---
id: "entity-world-health-organization"
type: "entity"
entityType: "organization"
canonicalName: "World Health Organization"
aliases: ["WHO"]
source_url: "https://hbr.org/2024/12/how-to-create-value-systematically-with-gen-ai"
source_title: "How to Create Value Systematically with Gen AI"
source_timestamps: ["§ Transformation & Growth"]
tags: ["healthcare", "ai-ethics", "governance"]
related: ["question-ethical-protocols-mission-critical", "entity-cleveland-clinic"]
sources: ["spine"]
sourceVaultSlug: "hbr-seg-spine"
originDay: 1
articleStem: "hbr-nm-98-create-value-systematically-genai"
sourceUrl: "https://hbr.org/2024/12/how-to-create-value-systematically-with-gen-ai"
sourceTitle: "How to Create Value Systematically with Gen AI"
---
# World Health Organization (WHO)

**Profile.** The World Health Organization (WHO) is the UN specialized agency for global health, cited for its updated guidance emphasizing that **robust ethical and safety protocols** are essential when using AI for mission-critical tasks in healthcare.

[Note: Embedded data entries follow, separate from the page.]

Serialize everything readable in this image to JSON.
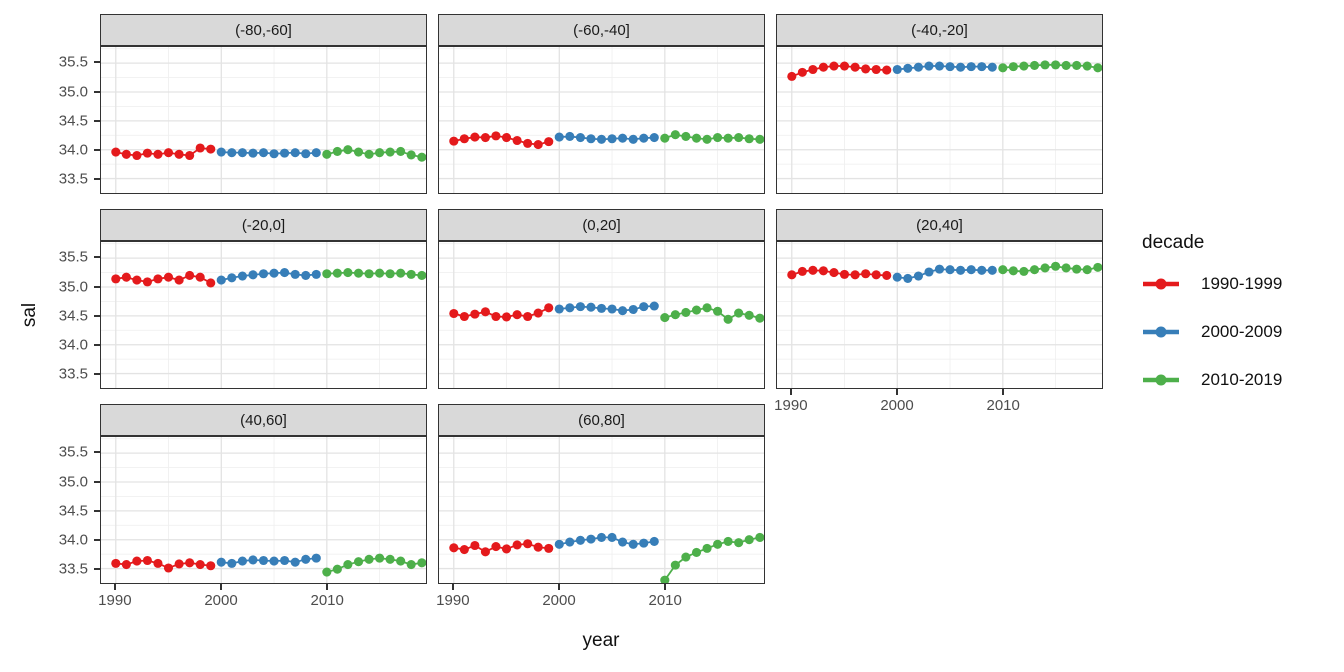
{
  "chart_data": {
    "type": "scatter",
    "title": "",
    "xlabel": "year",
    "ylabel": "sal",
    "x_ticks": [
      1990,
      2000,
      2010
    ],
    "y_ticks": [
      33.5,
      34.0,
      34.5,
      35.0,
      35.5
    ],
    "y_minor_ticks": [
      33.75,
      34.25,
      34.75,
      35.25,
      35.75
    ],
    "x_minor_ticks": [
      1995,
      2005,
      2015
    ],
    "xlim": [
      1988.6,
      2019.4
    ],
    "ylim": [
      33.25,
      35.78
    ],
    "grid": "major-and-minor",
    "legend_position": "right",
    "legend": {
      "title": "decade",
      "entries": [
        {
          "label": "1990-1999",
          "color": "#E41A1C",
          "start_year": 1990
        },
        {
          "label": "2000-2009",
          "color": "#377EB8",
          "start_year": 2000
        },
        {
          "label": "2010-2019",
          "color": "#4DAF4A",
          "start_year": 2010
        }
      ]
    },
    "facets": [
      {
        "label": "(-80,-60]",
        "series": [
          {
            "decade": "1990-1999",
            "values": [
              33.96,
              33.92,
              33.9,
              33.94,
              33.92,
              33.95,
              33.92,
              33.9,
              34.03,
              34.01
            ]
          },
          {
            "decade": "2000-2009",
            "values": [
              33.96,
              33.95,
              33.95,
              33.94,
              33.95,
              33.93,
              33.94,
              33.95,
              33.93,
              33.95
            ]
          },
          {
            "decade": "2010-2019",
            "values": [
              33.92,
              33.97,
              34.0,
              33.96,
              33.92,
              33.95,
              33.96,
              33.97,
              33.91,
              33.87
            ]
          }
        ]
      },
      {
        "label": "(-60,-40]",
        "series": [
          {
            "decade": "1990-1999",
            "values": [
              34.15,
              34.19,
              34.22,
              34.21,
              34.24,
              34.21,
              34.16,
              34.11,
              34.09,
              34.14
            ]
          },
          {
            "decade": "2000-2009",
            "values": [
              34.22,
              34.23,
              34.21,
              34.19,
              34.18,
              34.19,
              34.2,
              34.18,
              34.2,
              34.21
            ]
          },
          {
            "decade": "2010-2019",
            "values": [
              34.2,
              34.26,
              34.23,
              34.2,
              34.18,
              34.21,
              34.2,
              34.21,
              34.19,
              34.18
            ]
          }
        ]
      },
      {
        "label": "(-40,-20]",
        "series": [
          {
            "decade": "1990-1999",
            "values": [
              35.27,
              35.34,
              35.39,
              35.43,
              35.45,
              35.45,
              35.43,
              35.4,
              35.39,
              35.38
            ]
          },
          {
            "decade": "2000-2009",
            "values": [
              35.39,
              35.41,
              35.43,
              35.45,
              35.45,
              35.44,
              35.43,
              35.44,
              35.44,
              35.43
            ]
          },
          {
            "decade": "2010-2019",
            "values": [
              35.42,
              35.44,
              35.45,
              35.46,
              35.47,
              35.47,
              35.46,
              35.46,
              35.45,
              35.42
            ]
          }
        ]
      },
      {
        "label": "(-20,0]",
        "series": [
          {
            "decade": "1990-1999",
            "values": [
              35.14,
              35.17,
              35.12,
              35.09,
              35.14,
              35.17,
              35.12,
              35.2,
              35.17,
              35.07
            ]
          },
          {
            "decade": "2000-2009",
            "values": [
              35.12,
              35.16,
              35.19,
              35.21,
              35.23,
              35.24,
              35.25,
              35.22,
              35.2,
              35.22
            ]
          },
          {
            "decade": "2010-2019",
            "values": [
              35.23,
              35.24,
              35.25,
              35.24,
              35.23,
              35.24,
              35.23,
              35.24,
              35.22,
              35.2
            ]
          }
        ]
      },
      {
        "label": "(0,20]",
        "series": [
          {
            "decade": "1990-1999",
            "values": [
              34.54,
              34.49,
              34.53,
              34.57,
              34.49,
              34.48,
              34.52,
              34.49,
              34.55,
              34.64
            ]
          },
          {
            "decade": "2000-2009",
            "values": [
              34.62,
              34.64,
              34.66,
              34.65,
              34.63,
              34.62,
              34.59,
              34.61,
              34.66,
              34.67
            ]
          },
          {
            "decade": "2010-2019",
            "values": [
              34.47,
              34.52,
              34.56,
              34.6,
              34.64,
              34.58,
              34.44,
              34.55,
              34.51,
              34.46
            ]
          }
        ]
      },
      {
        "label": "(20,40]",
        "series": [
          {
            "decade": "1990-1999",
            "values": [
              35.21,
              35.27,
              35.29,
              35.28,
              35.25,
              35.22,
              35.21,
              35.23,
              35.21,
              35.2
            ]
          },
          {
            "decade": "2000-2009",
            "values": [
              35.17,
              35.15,
              35.19,
              35.26,
              35.31,
              35.3,
              35.29,
              35.3,
              35.29,
              35.29
            ]
          },
          {
            "decade": "2010-2019",
            "values": [
              35.3,
              35.28,
              35.27,
              35.3,
              35.33,
              35.36,
              35.33,
              35.31,
              35.3,
              35.34
            ]
          }
        ]
      },
      {
        "label": "(40,60]",
        "series": [
          {
            "decade": "1990-1999",
            "values": [
              33.59,
              33.57,
              33.63,
              33.64,
              33.59,
              33.51,
              33.58,
              33.6,
              33.57,
              33.55
            ]
          },
          {
            "decade": "2000-2009",
            "values": [
              33.61,
              33.59,
              33.63,
              33.65,
              33.64,
              33.63,
              33.64,
              33.61,
              33.66,
              33.68
            ]
          },
          {
            "decade": "2010-2019",
            "values": [
              33.44,
              33.49,
              33.57,
              33.62,
              33.66,
              33.68,
              33.66,
              33.63,
              33.57,
              33.6
            ]
          }
        ]
      },
      {
        "label": "(60,80]",
        "series": [
          {
            "decade": "1990-1999",
            "values": [
              33.86,
              33.83,
              33.9,
              33.79,
              33.88,
              33.84,
              33.91,
              33.93,
              33.87,
              33.85
            ]
          },
          {
            "decade": "2000-2009",
            "values": [
              33.92,
              33.96,
              33.99,
              34.01,
              34.04,
              34.04,
              33.96,
              33.92,
              33.94,
              33.97
            ]
          },
          {
            "decade": "2010-2019",
            "values": [
              33.3,
              33.56,
              33.7,
              33.78,
              33.85,
              33.92,
              33.97,
              33.95,
              34.0,
              34.04
            ]
          }
        ]
      }
    ],
    "style": {
      "strip_background": "#D9D9D9",
      "panel_border": "#333333",
      "grid_major": "#E3E3E3",
      "grid_minor": "#F0F0F0",
      "tick_label_color": "#4D4D4D"
    }
  }
}
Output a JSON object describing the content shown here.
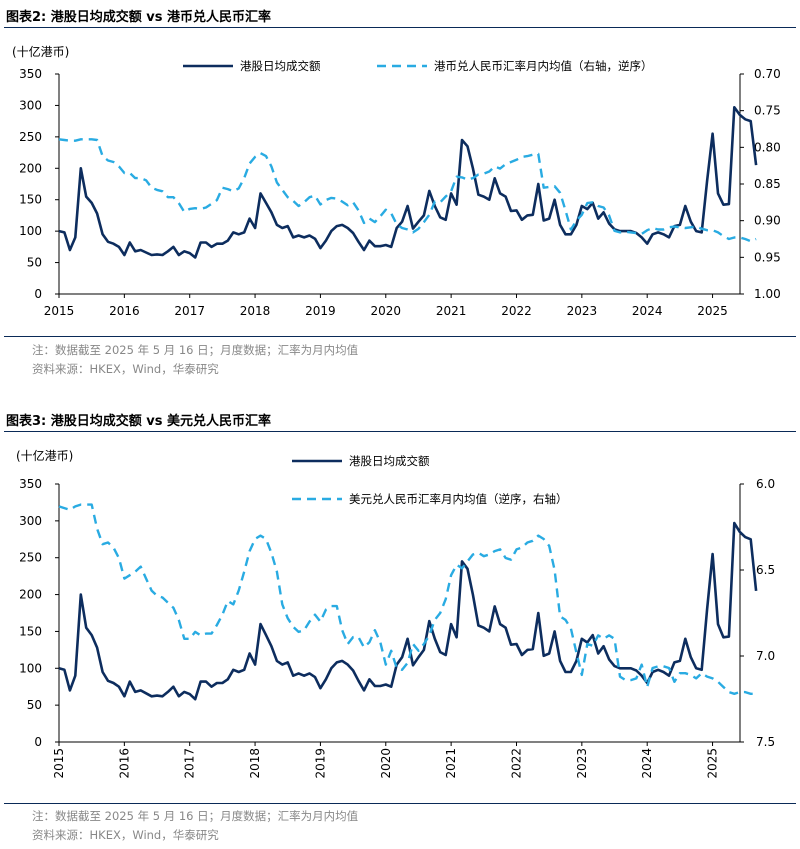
{
  "colors": {
    "hk_turnover": "#0d2d5e",
    "fx_dashed": "#29abe2",
    "rule": "#0a2a57",
    "note": "#888888"
  },
  "figures": [
    {
      "title": "图表2:  港股日均成交额 vs 港币兑人民币汇率",
      "note": "注：数据截至 2025 年 5 月 16 日；月度数据；汇率为月内均值",
      "source": "资料来源：HKEX，Wind，华泰研究"
    },
    {
      "title": "图表3:  港股日均成交额 vs 美元兑人民币汇率",
      "note": "注：数据截至 2025 年 5 月 16 日；月度数据；汇率为月内均值",
      "source": "资料来源：HKEX，Wind，华泰研究"
    }
  ],
  "chart_data": [
    {
      "type": "line",
      "unit_label": "(十亿港币)",
      "x_start": 2015.0,
      "x_step_months": 1,
      "x_ticks": [
        "2015",
        "2016",
        "2017",
        "2018",
        "2019",
        "2020",
        "2021",
        "2022",
        "2023",
        "2024",
        "2025"
      ],
      "y_left": {
        "lim": [
          0,
          350
        ],
        "ticks": [
          "0",
          "50",
          "100",
          "150",
          "200",
          "250",
          "300",
          "350"
        ]
      },
      "y_right": {
        "lim": [
          0.7,
          1.0
        ],
        "inverted": true,
        "ticks": [
          "0.70",
          "0.75",
          "0.80",
          "0.85",
          "0.90",
          "0.95",
          "1.00"
        ]
      },
      "series": [
        {
          "name": "港股日均成交额",
          "axis": "left",
          "style": "solid",
          "values": [
            100,
            98,
            70,
            90,
            200,
            155,
            145,
            128,
            95,
            83,
            80,
            75,
            62,
            82,
            68,
            70,
            66,
            62,
            63,
            62,
            68,
            75,
            62,
            68,
            65,
            58,
            82,
            82,
            75,
            80,
            80,
            85,
            98,
            95,
            98,
            120,
            105,
            160,
            145,
            130,
            110,
            105,
            108,
            90,
            93,
            90,
            93,
            88,
            73,
            85,
            100,
            108,
            110,
            105,
            97,
            83,
            70,
            85,
            76,
            76,
            78,
            75,
            105,
            115,
            140,
            104,
            115,
            125,
            164,
            140,
            122,
            118,
            160,
            142,
            245,
            235,
            200,
            158,
            155,
            150,
            184,
            160,
            155,
            132,
            133,
            118,
            125,
            126,
            175,
            117,
            120,
            150,
            110,
            95,
            95,
            110,
            140,
            135,
            145,
            120,
            130,
            112,
            103,
            100,
            100,
            100,
            97,
            90,
            80,
            95,
            98,
            95,
            90,
            108,
            110,
            140,
            115,
            100,
            98,
            180,
            255,
            160,
            142,
            143,
            297,
            285,
            278,
            275,
            205
          ]
        },
        {
          "name": "港币兑人民币汇率月内均值（右轴，逆序）",
          "axis": "right",
          "style": "dashed",
          "values": [
            0.789,
            0.79,
            0.791,
            0.791,
            0.789,
            0.789,
            0.789,
            0.79,
            0.812,
            0.818,
            0.82,
            0.826,
            0.835,
            0.835,
            0.842,
            0.842,
            0.845,
            0.855,
            0.858,
            0.86,
            0.868,
            0.868,
            0.876,
            0.888,
            0.884,
            0.883,
            0.884,
            0.882,
            0.877,
            0.872,
            0.855,
            0.857,
            0.86,
            0.856,
            0.842,
            0.822,
            0.813,
            0.808,
            0.812,
            0.826,
            0.848,
            0.858,
            0.868,
            0.873,
            0.88,
            0.875,
            0.868,
            0.866,
            0.878,
            0.872,
            0.869,
            0.87,
            0.874,
            0.879,
            0.875,
            0.886,
            0.903,
            0.897,
            0.902,
            0.894,
            0.885,
            0.89,
            0.905,
            0.91,
            0.912,
            0.916,
            0.911,
            0.902,
            0.892,
            0.874,
            0.875,
            0.867,
            0.86,
            0.84,
            0.841,
            0.844,
            0.842,
            0.837,
            0.836,
            0.833,
            0.826,
            0.829,
            0.823,
            0.82,
            0.817,
            0.813,
            0.812,
            0.81,
            0.809,
            0.855,
            0.854,
            0.853,
            0.862,
            0.886,
            0.912,
            0.9,
            0.892,
            0.876,
            0.875,
            0.88,
            0.882,
            0.893,
            0.914,
            0.916,
            0.915,
            0.916,
            0.917,
            0.918,
            0.913,
            0.91,
            0.912,
            0.912,
            0.909,
            0.908,
            0.909,
            0.91,
            0.909,
            0.908,
            0.911,
            0.913,
            0.913,
            0.916,
            0.921,
            0.925,
            0.923,
            0.923,
            0.925,
            0.928,
            0.925
          ]
        }
      ]
    },
    {
      "type": "line",
      "unit_label": "(十亿港币)",
      "x_start": 2015.0,
      "x_step_months": 1,
      "x_ticks": [
        "2015",
        "2016",
        "2017",
        "2018",
        "2019",
        "2020",
        "2021",
        "2022",
        "2023",
        "2024",
        "2025"
      ],
      "y_left": {
        "lim": [
          0,
          350
        ],
        "ticks": [
          "0",
          "50",
          "100",
          "150",
          "200",
          "250",
          "300",
          "350"
        ]
      },
      "y_right": {
        "lim": [
          6.0,
          7.5
        ],
        "inverted": true,
        "ticks": [
          "6.0",
          "6.5",
          "7.0",
          "7.5"
        ]
      },
      "series": [
        {
          "name": "港股日均成交额",
          "axis": "left",
          "style": "solid",
          "values": [
            100,
            98,
            70,
            90,
            200,
            155,
            145,
            128,
            95,
            83,
            80,
            75,
            62,
            82,
            68,
            70,
            66,
            62,
            63,
            62,
            68,
            75,
            62,
            68,
            65,
            58,
            82,
            82,
            75,
            80,
            80,
            85,
            98,
            95,
            98,
            120,
            105,
            160,
            145,
            130,
            110,
            105,
            108,
            90,
            93,
            90,
            93,
            88,
            73,
            85,
            100,
            108,
            110,
            105,
            97,
            83,
            70,
            85,
            76,
            76,
            78,
            75,
            105,
            115,
            140,
            104,
            115,
            125,
            164,
            140,
            122,
            118,
            160,
            142,
            245,
            235,
            200,
            158,
            155,
            150,
            184,
            160,
            155,
            132,
            133,
            118,
            125,
            126,
            175,
            117,
            120,
            150,
            110,
            95,
            95,
            110,
            140,
            135,
            145,
            120,
            130,
            112,
            103,
            100,
            100,
            100,
            97,
            90,
            80,
            95,
            98,
            95,
            90,
            108,
            110,
            140,
            115,
            100,
            98,
            180,
            255,
            160,
            142,
            143,
            297,
            285,
            278,
            275,
            205
          ]
        },
        {
          "name": "美元兑人民币汇率月内均值（逆序，右轴）",
          "axis": "right",
          "style": "dashed",
          "values": [
            6.13,
            6.14,
            6.15,
            6.13,
            6.12,
            6.12,
            6.12,
            6.26,
            6.35,
            6.34,
            6.37,
            6.43,
            6.55,
            6.53,
            6.51,
            6.48,
            6.55,
            6.62,
            6.65,
            6.66,
            6.69,
            6.72,
            6.79,
            6.9,
            6.9,
            6.86,
            6.88,
            6.87,
            6.87,
            6.82,
            6.76,
            6.68,
            6.7,
            6.62,
            6.51,
            6.39,
            6.32,
            6.3,
            6.32,
            6.4,
            6.51,
            6.7,
            6.78,
            6.83,
            6.86,
            6.85,
            6.8,
            6.76,
            6.8,
            6.73,
            6.71,
            6.71,
            6.85,
            6.93,
            6.89,
            6.89,
            6.95,
            6.92,
            6.85,
            6.92,
            7.05,
            6.97,
            7.07,
            7.08,
            7.04,
            6.93,
            6.97,
            6.93,
            6.88,
            6.79,
            6.75,
            6.67,
            6.53,
            6.47,
            6.49,
            6.45,
            6.41,
            6.4,
            6.42,
            6.41,
            6.39,
            6.38,
            6.43,
            6.44,
            6.38,
            6.37,
            6.34,
            6.33,
            6.3,
            6.32,
            6.36,
            6.5,
            6.77,
            6.79,
            6.84,
            6.98,
            7.11,
            6.93,
            6.94,
            6.88,
            6.9,
            6.88,
            6.9,
            7.12,
            7.14,
            7.14,
            7.13,
            7.05,
            7.18,
            7.07,
            7.06,
            7.06,
            7.07,
            7.15,
            7.1,
            7.1,
            7.11,
            7.13,
            7.1,
            7.12,
            7.13,
            7.15,
            7.18,
            7.21,
            7.22,
            7.21,
            7.21,
            7.22,
            7.22
          ]
        }
      ]
    }
  ]
}
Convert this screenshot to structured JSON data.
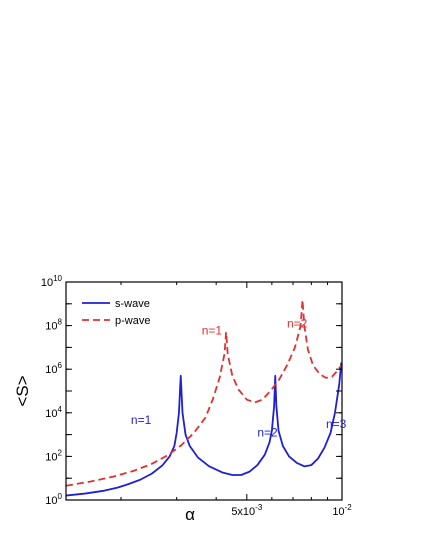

**Role in the source.** Governance authority justifying the safeguards the authors attach to Level 3 (Transformation & Growth) — used to argue that reimagining work with AI must be balanced by protocols (see [[action-create-experimentation-space]] and the open question [[question-ethical-protocols-mission-critical]]).

**Enrichment.** WHO's published guidance on the ethics and governance of AI for health stresses transparency, explainability, documentation, human oversight and accountability, data protection/risk management, and context-appropriate evaluation before clinical deployment. This is consistent with the article's summary that strong governance is a prerequisite for mission-critical health AI. Canonical reference: WHO institutional site.